Plot a slope field for (8) with A = 1, k = 2, and where the minimum value of t is zero (since we are not interested in negative times here). You can choose an appropriate maximum value for t and minimum and maximum values for y. Include the slope field in your Word document. Now plot some slope fields for other values of A, and graph a few solution curves on those slope fields using drawode by choosing some initial values. What property do you think A represents in real life? [Hint: Think about the temperature at which the solutions stabilize.]

Let us try to figure out how long it will take to defrost a frozen chicken breast in the fridge, which keeps a constant temperature of 41°F. The chicken breast has been in the freezer for a while, so its temperature is uniform at -6°F. We'll suppose k = 0.4, based on the properties of the chicken.

Recall that an initial value problem consists of a differential equation along with an initial condition. Write out the initial value problem that we must solve here. (We already have the differential equation, so this means you need to find the appropriate initial condition.)
To simulate the conditions in the fridge, we must pick the parameter A. What do you think the value of A should be?
Let us consider the chicken breast fully defrosted when the temperature reaches 39°F. How long does it take to defrost a chicken breast under the above conditions? A rough estimate from a slope field plot is sufficient. [Hint: You may need to adjust the axes on your plots.]
How much time would be saved if the chicken breast were thawed on the kitchen counter instead, given that room temperature is around 69°F?

Systems of ODEs

So far we have examined differential equations of the form

^dx(t)⁄_dt = f(x(t)).

For example, if f(x) = 2x + 3, then this equation says x′(t) = 2x(t) + 3. A system of differential equations involves several equations that tie together one or more variables. For example, a 3×3 system of first-order differential equations

^dx(t)⁄_dt = f₁(x(t), y(t), z(t))
^dy(t)⁄_dt = f₂(x(t), y(t), z(t))
^dz(t)⁄_dt = f₃(x(t), y(t), z(t))

constrains the functions x(t), y(t), z(t). A specific example is given by:

(9)	`^dx(t)⁄_dt = 2x(t) + 3y(t) - 4z(t)` `^dy(t)⁄_dt = -3x(t) - y(t) + 2z(t)` `^dz(t)⁄_dt = x(t) + y(t) - z(t)`

Here, f₁(x, y, z) = 2x + 3y - 4z, f₂(x, y, z) = -3x - y +2z, and f₃(x, y, z) = x + y - z.

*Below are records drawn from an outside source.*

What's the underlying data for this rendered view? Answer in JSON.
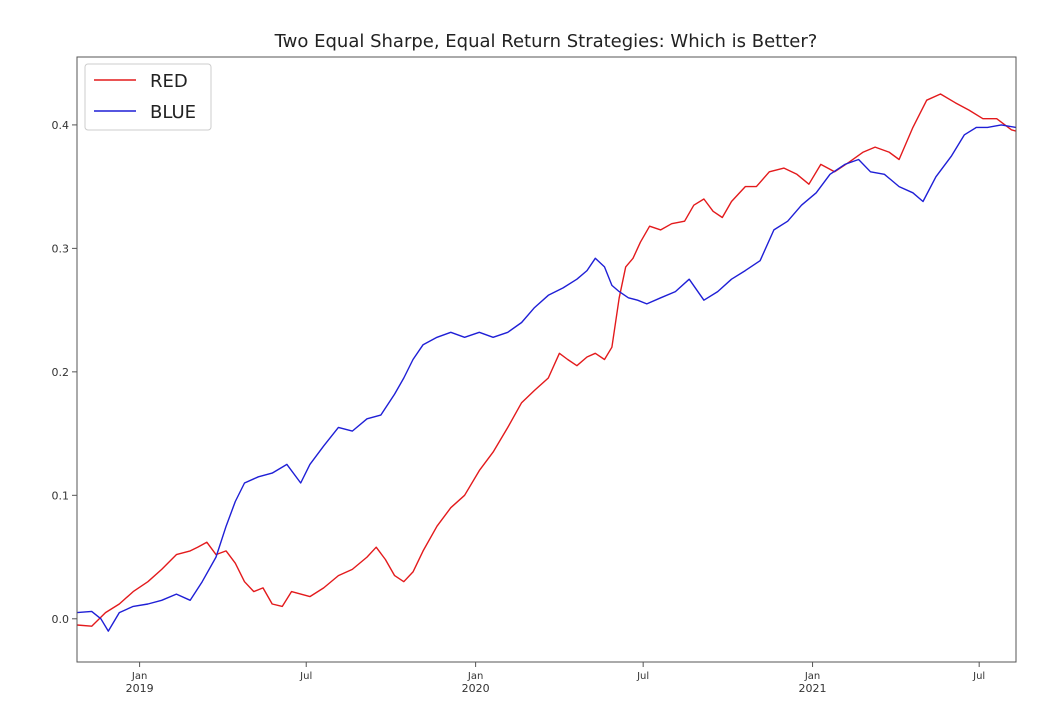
{
  "chart_data": {
    "type": "line",
    "title": "Two Equal Sharpe, Equal Return Strategies: Which is Better?",
    "xlabel": "",
    "ylabel": "",
    "xlim": [
      "2018-10-25",
      "2021-08-10"
    ],
    "ylim": [
      -0.035,
      0.455
    ],
    "grid": false,
    "legend_position": "top-left",
    "y_ticks": [
      {
        "value": 0.0,
        "label": "0.0"
      },
      {
        "value": 0.1,
        "label": "0.1"
      },
      {
        "value": 0.2,
        "label": "0.2"
      },
      {
        "value": 0.3,
        "label": "0.3"
      },
      {
        "value": 0.4,
        "label": "0.4"
      }
    ],
    "x_ticks": [
      {
        "date": "2019-01-01",
        "label": "Jan",
        "sublabel": "2019"
      },
      {
        "date": "2019-07-01",
        "label": "Jul",
        "sublabel": ""
      },
      {
        "date": "2020-01-01",
        "label": "Jan",
        "sublabel": "2020"
      },
      {
        "date": "2020-07-01",
        "label": "Jul",
        "sublabel": ""
      },
      {
        "date": "2021-01-01",
        "label": "Jan",
        "sublabel": "2021"
      },
      {
        "date": "2021-07-01",
        "label": "Jul",
        "sublabel": ""
      }
    ],
    "series": [
      {
        "name": "RED",
        "color": "#e31a1c",
        "points": [
          [
            "2018-10-25",
            -0.005
          ],
          [
            "2018-11-10",
            -0.006
          ],
          [
            "2018-11-25",
            0.005
          ],
          [
            "2018-12-10",
            0.012
          ],
          [
            "2018-12-25",
            0.022
          ],
          [
            "2019-01-10",
            0.03
          ],
          [
            "2019-01-25",
            0.04
          ],
          [
            "2019-02-10",
            0.052
          ],
          [
            "2019-02-25",
            0.055
          ],
          [
            "2019-03-05",
            0.058
          ],
          [
            "2019-03-15",
            0.062
          ],
          [
            "2019-03-25",
            0.052
          ],
          [
            "2019-04-05",
            0.055
          ],
          [
            "2019-04-15",
            0.045
          ],
          [
            "2019-04-25",
            0.03
          ],
          [
            "2019-05-05",
            0.022
          ],
          [
            "2019-05-15",
            0.025
          ],
          [
            "2019-05-25",
            0.012
          ],
          [
            "2019-06-05",
            0.01
          ],
          [
            "2019-06-15",
            0.022
          ],
          [
            "2019-06-25",
            0.02
          ],
          [
            "2019-07-05",
            0.018
          ],
          [
            "2019-07-20",
            0.025
          ],
          [
            "2019-08-05",
            0.035
          ],
          [
            "2019-08-20",
            0.04
          ],
          [
            "2019-09-05",
            0.05
          ],
          [
            "2019-09-15",
            0.058
          ],
          [
            "2019-09-25",
            0.048
          ],
          [
            "2019-10-05",
            0.035
          ],
          [
            "2019-10-15",
            0.03
          ],
          [
            "2019-10-25",
            0.038
          ],
          [
            "2019-11-05",
            0.055
          ],
          [
            "2019-11-20",
            0.075
          ],
          [
            "2019-12-05",
            0.09
          ],
          [
            "2019-12-20",
            0.1
          ],
          [
            "2020-01-05",
            0.12
          ],
          [
            "2020-01-20",
            0.135
          ],
          [
            "2020-02-05",
            0.155
          ],
          [
            "2020-02-20",
            0.175
          ],
          [
            "2020-03-05",
            0.185
          ],
          [
            "2020-03-20",
            0.195
          ],
          [
            "2020-04-01",
            0.215
          ],
          [
            "2020-04-10",
            0.21
          ],
          [
            "2020-04-20",
            0.205
          ],
          [
            "2020-05-01",
            0.212
          ],
          [
            "2020-05-10",
            0.215
          ],
          [
            "2020-05-20",
            0.21
          ],
          [
            "2020-05-28",
            0.22
          ],
          [
            "2020-06-05",
            0.26
          ],
          [
            "2020-06-12",
            0.285
          ],
          [
            "2020-06-20",
            0.292
          ],
          [
            "2020-06-28",
            0.305
          ],
          [
            "2020-07-08",
            0.318
          ],
          [
            "2020-07-20",
            0.315
          ],
          [
            "2020-08-01",
            0.32
          ],
          [
            "2020-08-15",
            0.322
          ],
          [
            "2020-08-25",
            0.335
          ],
          [
            "2020-09-05",
            0.34
          ],
          [
            "2020-09-15",
            0.33
          ],
          [
            "2020-09-25",
            0.325
          ],
          [
            "2020-10-05",
            0.338
          ],
          [
            "2020-10-20",
            0.35
          ],
          [
            "2020-11-01",
            0.35
          ],
          [
            "2020-11-15",
            0.362
          ],
          [
            "2020-12-01",
            0.365
          ],
          [
            "2020-12-15",
            0.36
          ],
          [
            "2020-12-28",
            0.352
          ],
          [
            "2021-01-10",
            0.368
          ],
          [
            "2021-01-25",
            0.362
          ],
          [
            "2021-02-10",
            0.37
          ],
          [
            "2021-02-25",
            0.378
          ],
          [
            "2021-03-10",
            0.382
          ],
          [
            "2021-03-25",
            0.378
          ],
          [
            "2021-04-05",
            0.372
          ],
          [
            "2021-04-20",
            0.398
          ],
          [
            "2021-05-05",
            0.42
          ],
          [
            "2021-05-20",
            0.425
          ],
          [
            "2021-06-05",
            0.418
          ],
          [
            "2021-06-20",
            0.412
          ],
          [
            "2021-07-05",
            0.405
          ],
          [
            "2021-07-20",
            0.405
          ],
          [
            "2021-08-05",
            0.396
          ],
          [
            "2021-08-10",
            0.395
          ]
        ]
      },
      {
        "name": "BLUE",
        "color": "#1f1fd6",
        "points": [
          [
            "2018-10-25",
            0.005
          ],
          [
            "2018-11-10",
            0.006
          ],
          [
            "2018-11-20",
            0.0
          ],
          [
            "2018-11-28",
            -0.01
          ],
          [
            "2018-12-10",
            0.005
          ],
          [
            "2018-12-25",
            0.01
          ],
          [
            "2019-01-10",
            0.012
          ],
          [
            "2019-01-25",
            0.015
          ],
          [
            "2019-02-10",
            0.02
          ],
          [
            "2019-02-25",
            0.015
          ],
          [
            "2019-03-10",
            0.03
          ],
          [
            "2019-03-25",
            0.05
          ],
          [
            "2019-04-05",
            0.075
          ],
          [
            "2019-04-15",
            0.095
          ],
          [
            "2019-04-25",
            0.11
          ],
          [
            "2019-05-10",
            0.115
          ],
          [
            "2019-05-25",
            0.118
          ],
          [
            "2019-06-10",
            0.125
          ],
          [
            "2019-06-25",
            0.11
          ],
          [
            "2019-07-05",
            0.125
          ],
          [
            "2019-07-20",
            0.14
          ],
          [
            "2019-08-05",
            0.155
          ],
          [
            "2019-08-20",
            0.152
          ],
          [
            "2019-09-05",
            0.162
          ],
          [
            "2019-09-20",
            0.165
          ],
          [
            "2019-10-05",
            0.182
          ],
          [
            "2019-10-15",
            0.195
          ],
          [
            "2019-10-25",
            0.21
          ],
          [
            "2019-11-05",
            0.222
          ],
          [
            "2019-11-20",
            0.228
          ],
          [
            "2019-12-05",
            0.232
          ],
          [
            "2019-12-20",
            0.228
          ],
          [
            "2020-01-05",
            0.232
          ],
          [
            "2020-01-20",
            0.228
          ],
          [
            "2020-02-05",
            0.232
          ],
          [
            "2020-02-20",
            0.24
          ],
          [
            "2020-03-05",
            0.252
          ],
          [
            "2020-03-20",
            0.262
          ],
          [
            "2020-04-05",
            0.268
          ],
          [
            "2020-04-20",
            0.275
          ],
          [
            "2020-05-01",
            0.282
          ],
          [
            "2020-05-10",
            0.292
          ],
          [
            "2020-05-20",
            0.285
          ],
          [
            "2020-05-28",
            0.27
          ],
          [
            "2020-06-05",
            0.265
          ],
          [
            "2020-06-15",
            0.26
          ],
          [
            "2020-06-25",
            0.258
          ],
          [
            "2020-07-05",
            0.255
          ],
          [
            "2020-07-20",
            0.26
          ],
          [
            "2020-08-05",
            0.265
          ],
          [
            "2020-08-20",
            0.275
          ],
          [
            "2020-09-05",
            0.258
          ],
          [
            "2020-09-20",
            0.265
          ],
          [
            "2020-10-05",
            0.275
          ],
          [
            "2020-10-20",
            0.282
          ],
          [
            "2020-11-05",
            0.29
          ],
          [
            "2020-11-20",
            0.315
          ],
          [
            "2020-12-05",
            0.322
          ],
          [
            "2020-12-20",
            0.335
          ],
          [
            "2021-01-05",
            0.345
          ],
          [
            "2021-01-20",
            0.36
          ],
          [
            "2021-02-05",
            0.368
          ],
          [
            "2021-02-20",
            0.372
          ],
          [
            "2021-03-05",
            0.362
          ],
          [
            "2021-03-20",
            0.36
          ],
          [
            "2021-04-05",
            0.35
          ],
          [
            "2021-04-20",
            0.345
          ],
          [
            "2021-05-01",
            0.338
          ],
          [
            "2021-05-15",
            0.358
          ],
          [
            "2021-06-01",
            0.375
          ],
          [
            "2021-06-15",
            0.392
          ],
          [
            "2021-06-28",
            0.398
          ],
          [
            "2021-07-10",
            0.398
          ],
          [
            "2021-07-25",
            0.4
          ],
          [
            "2021-08-10",
            0.398
          ]
        ]
      }
    ]
  }
}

Mathematical models like Newton's laws produce systems like these, and the initial conditions (x(0), y(0), z(0)) = (x₀, y₀, z₀) are determined by whatever data you measure at t = 0. Systems with hundreds of equations or more are commonplace in engineering, biochemistry, and most types of technology. One major conceptual point is that such a system produces a slope field (in this case in three dimensions). Then the solutions can be seen as curves, with very similar properties to what you saw with slopefield for 2×2 systems. The course has not yet covered systems of equations, but don't worry! Our goal in these labs is to give you a taste of what a system of differential equations is, a few examples, and an idea where the course is going.

A two-dimensional first-order system is a pair of differential equations of the form

^dx(t)⁄_dt = f₁(x(t), y(t))
^dy(t)⁄_dt = f₂(x(t), y(t))

with an initial condition (x(0), y(0)) = (x₀, y₀). Under conditions on f₁ and f₂ (namely, that each is continuous and differentiable), specifying (x₀, y₀) determines the solutions (x(t), y(t)) uniquely—that is, there can be no other functions (x(t), y(t)) that satisfy both differential equations and also satisfy the initial conditions (x(0), (0)) = (x₀, y₀).

Conclusion

In this lab, we have seen that plots of slope fields can be useful when trying to understand the behavior of solutions of ordinary differential equations. This is particularly important when we cannot solve the equation analytically. We have also seen how useful some relatively simple MATLAB M-Files can be in generating slope fields and plots of solutions. It is important to understand that these techniques do not in any obvious way scale to systems of hundreds of equations.